6. Save receipts for living expenses. Your insurer typically covers unusual costs such as for hotel rooms, food, emergency supplies and transportation that you incur because of a disaster. Normally, according to the III, your insurance will cover 20 percent of the coverage of your total policy. That is, your insurer will pay up to $20,000 in expenses if your home is insured for $100,000. The amount is above and beyond any cost of repairs.

7. Prepare for the adjuster. Faced with a big number of claims, adjusters normally resort to a sort of "triage" after a large-scale disaster -- worst first. So don't expect immediate attention if your damage is minor. If they are overwhelmed, adjusters may also pay a quick visit and return for a more complete evaluation. The more records and notes you have, the quicker your claim gets processed. Your insurer may also send you a "proof of loss" form to fill out before a visit from the adjuster.

8. Make a list of damaged items. If possible, note the brand names and models of any lost or damaged equipment. Photographing the damage is also a good idea. Work from memory if you don't have a written record or an inventory, noting purchase dates, prices and so on. The III suggests trying to picture what was in each room. Do not throw away damaged items -- the adjuster will want to inspect them.

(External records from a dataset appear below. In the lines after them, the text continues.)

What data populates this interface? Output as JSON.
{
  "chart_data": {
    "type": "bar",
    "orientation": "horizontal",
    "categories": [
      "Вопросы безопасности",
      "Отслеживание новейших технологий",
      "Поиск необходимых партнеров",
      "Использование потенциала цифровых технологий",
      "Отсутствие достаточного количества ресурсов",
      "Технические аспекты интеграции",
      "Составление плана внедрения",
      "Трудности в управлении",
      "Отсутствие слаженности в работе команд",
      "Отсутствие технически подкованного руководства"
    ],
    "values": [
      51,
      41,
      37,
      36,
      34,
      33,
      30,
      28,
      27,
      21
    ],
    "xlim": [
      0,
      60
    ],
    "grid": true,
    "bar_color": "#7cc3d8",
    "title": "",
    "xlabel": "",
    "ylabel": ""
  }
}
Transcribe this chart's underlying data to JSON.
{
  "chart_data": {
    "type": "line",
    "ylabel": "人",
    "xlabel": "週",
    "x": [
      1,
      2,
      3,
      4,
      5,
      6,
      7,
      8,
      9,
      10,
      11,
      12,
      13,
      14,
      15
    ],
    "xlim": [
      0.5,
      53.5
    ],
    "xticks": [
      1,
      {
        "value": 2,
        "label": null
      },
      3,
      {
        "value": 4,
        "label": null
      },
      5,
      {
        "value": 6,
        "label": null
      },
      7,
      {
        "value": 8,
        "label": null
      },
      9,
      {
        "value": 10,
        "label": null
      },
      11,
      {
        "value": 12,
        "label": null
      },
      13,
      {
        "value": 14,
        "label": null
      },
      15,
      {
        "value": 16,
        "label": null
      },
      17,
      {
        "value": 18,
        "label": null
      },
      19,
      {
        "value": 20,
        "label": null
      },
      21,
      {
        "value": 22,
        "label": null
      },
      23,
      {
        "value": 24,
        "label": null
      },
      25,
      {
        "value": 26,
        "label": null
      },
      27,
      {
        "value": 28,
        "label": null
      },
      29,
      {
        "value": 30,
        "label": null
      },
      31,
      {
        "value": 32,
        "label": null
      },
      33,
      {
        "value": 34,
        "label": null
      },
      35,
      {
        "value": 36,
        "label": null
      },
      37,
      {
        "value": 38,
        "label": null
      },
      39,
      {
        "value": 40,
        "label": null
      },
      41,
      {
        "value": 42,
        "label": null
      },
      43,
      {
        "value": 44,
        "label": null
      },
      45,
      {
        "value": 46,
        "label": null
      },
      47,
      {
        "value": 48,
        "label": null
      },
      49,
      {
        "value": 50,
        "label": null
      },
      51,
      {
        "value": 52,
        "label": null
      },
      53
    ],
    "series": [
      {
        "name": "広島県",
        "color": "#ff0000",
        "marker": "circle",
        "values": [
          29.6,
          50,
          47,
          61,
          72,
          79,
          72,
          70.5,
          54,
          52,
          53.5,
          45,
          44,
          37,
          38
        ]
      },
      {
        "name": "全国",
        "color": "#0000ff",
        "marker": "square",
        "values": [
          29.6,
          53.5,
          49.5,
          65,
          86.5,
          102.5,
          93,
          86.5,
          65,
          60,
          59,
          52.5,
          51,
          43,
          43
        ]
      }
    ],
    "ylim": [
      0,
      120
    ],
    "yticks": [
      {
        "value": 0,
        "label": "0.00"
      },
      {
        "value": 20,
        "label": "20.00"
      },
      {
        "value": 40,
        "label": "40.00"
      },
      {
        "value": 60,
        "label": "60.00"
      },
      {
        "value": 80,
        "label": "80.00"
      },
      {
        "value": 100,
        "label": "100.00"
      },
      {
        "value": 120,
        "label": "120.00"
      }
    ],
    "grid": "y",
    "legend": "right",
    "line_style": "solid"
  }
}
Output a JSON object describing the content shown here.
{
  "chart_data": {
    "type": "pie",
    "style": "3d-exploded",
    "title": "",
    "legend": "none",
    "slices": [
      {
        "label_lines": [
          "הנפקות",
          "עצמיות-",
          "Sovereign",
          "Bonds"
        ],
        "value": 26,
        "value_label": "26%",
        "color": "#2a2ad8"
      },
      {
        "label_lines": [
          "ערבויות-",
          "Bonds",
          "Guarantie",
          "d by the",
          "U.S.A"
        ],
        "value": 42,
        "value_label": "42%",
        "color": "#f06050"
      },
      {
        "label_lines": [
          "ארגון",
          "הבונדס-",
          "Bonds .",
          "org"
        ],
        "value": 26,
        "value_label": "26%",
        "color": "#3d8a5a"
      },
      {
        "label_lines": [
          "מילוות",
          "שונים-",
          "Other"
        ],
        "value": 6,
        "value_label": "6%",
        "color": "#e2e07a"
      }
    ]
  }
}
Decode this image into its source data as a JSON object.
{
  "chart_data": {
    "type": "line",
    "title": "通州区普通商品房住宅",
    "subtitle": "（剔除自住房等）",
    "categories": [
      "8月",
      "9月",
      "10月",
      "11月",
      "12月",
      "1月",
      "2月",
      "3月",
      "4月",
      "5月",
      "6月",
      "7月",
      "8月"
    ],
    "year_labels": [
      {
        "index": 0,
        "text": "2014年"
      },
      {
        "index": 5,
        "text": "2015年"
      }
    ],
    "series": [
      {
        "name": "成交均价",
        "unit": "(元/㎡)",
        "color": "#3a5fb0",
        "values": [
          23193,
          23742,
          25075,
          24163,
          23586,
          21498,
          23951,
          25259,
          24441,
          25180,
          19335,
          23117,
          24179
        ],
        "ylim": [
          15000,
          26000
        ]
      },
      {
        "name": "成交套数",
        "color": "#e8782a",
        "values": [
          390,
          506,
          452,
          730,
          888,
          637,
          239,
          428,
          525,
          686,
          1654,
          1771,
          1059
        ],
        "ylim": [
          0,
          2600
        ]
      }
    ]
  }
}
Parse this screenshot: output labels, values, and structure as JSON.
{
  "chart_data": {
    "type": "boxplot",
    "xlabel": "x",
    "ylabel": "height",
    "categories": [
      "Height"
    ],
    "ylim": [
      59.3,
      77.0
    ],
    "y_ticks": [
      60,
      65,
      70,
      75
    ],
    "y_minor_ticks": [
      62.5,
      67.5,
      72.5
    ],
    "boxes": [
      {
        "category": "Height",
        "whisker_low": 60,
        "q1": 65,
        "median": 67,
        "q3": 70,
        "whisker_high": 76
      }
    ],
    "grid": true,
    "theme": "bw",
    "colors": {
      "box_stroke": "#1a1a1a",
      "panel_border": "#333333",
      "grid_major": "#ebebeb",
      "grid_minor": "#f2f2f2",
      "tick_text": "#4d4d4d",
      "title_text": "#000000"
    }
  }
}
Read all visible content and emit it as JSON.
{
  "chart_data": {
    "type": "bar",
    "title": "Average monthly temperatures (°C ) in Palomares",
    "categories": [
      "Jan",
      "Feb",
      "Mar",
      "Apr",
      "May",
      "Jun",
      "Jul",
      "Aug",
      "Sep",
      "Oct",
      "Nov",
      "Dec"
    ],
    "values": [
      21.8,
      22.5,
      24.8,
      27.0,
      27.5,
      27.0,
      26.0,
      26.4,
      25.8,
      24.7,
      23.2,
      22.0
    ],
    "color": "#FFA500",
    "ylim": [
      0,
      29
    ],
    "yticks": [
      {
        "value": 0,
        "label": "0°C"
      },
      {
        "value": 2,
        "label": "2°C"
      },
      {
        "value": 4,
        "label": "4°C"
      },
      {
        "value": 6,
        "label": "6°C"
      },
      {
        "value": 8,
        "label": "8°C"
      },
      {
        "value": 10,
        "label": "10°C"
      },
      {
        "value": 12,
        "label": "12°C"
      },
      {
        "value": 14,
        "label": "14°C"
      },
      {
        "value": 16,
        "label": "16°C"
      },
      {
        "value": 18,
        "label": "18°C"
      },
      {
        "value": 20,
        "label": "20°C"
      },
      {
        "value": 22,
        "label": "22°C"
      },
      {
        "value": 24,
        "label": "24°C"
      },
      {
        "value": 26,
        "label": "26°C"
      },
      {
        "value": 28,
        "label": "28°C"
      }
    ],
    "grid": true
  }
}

9. Make a list of property damage. The adjuster will want to inspect any structural problems, cracks, missing tiles and the like. Your insurance company will likely also pay for an inspection of the electrical system. Though your insurer will provide an adjuster for free, you can also hire your own adjuster. Such "public adjusters" charge a fee and may take as much as 15 percent of your settlement. That isn't covered by your insurance. Avoid door-to-door solicitations and check qualifications with your state insurance department if you decide to go that route.

10. Get bids for the repairs. The more detailed the bid, the better. Make sure the bids come from licensed contractors and reliable companies. They should break down the repairs line-by-line.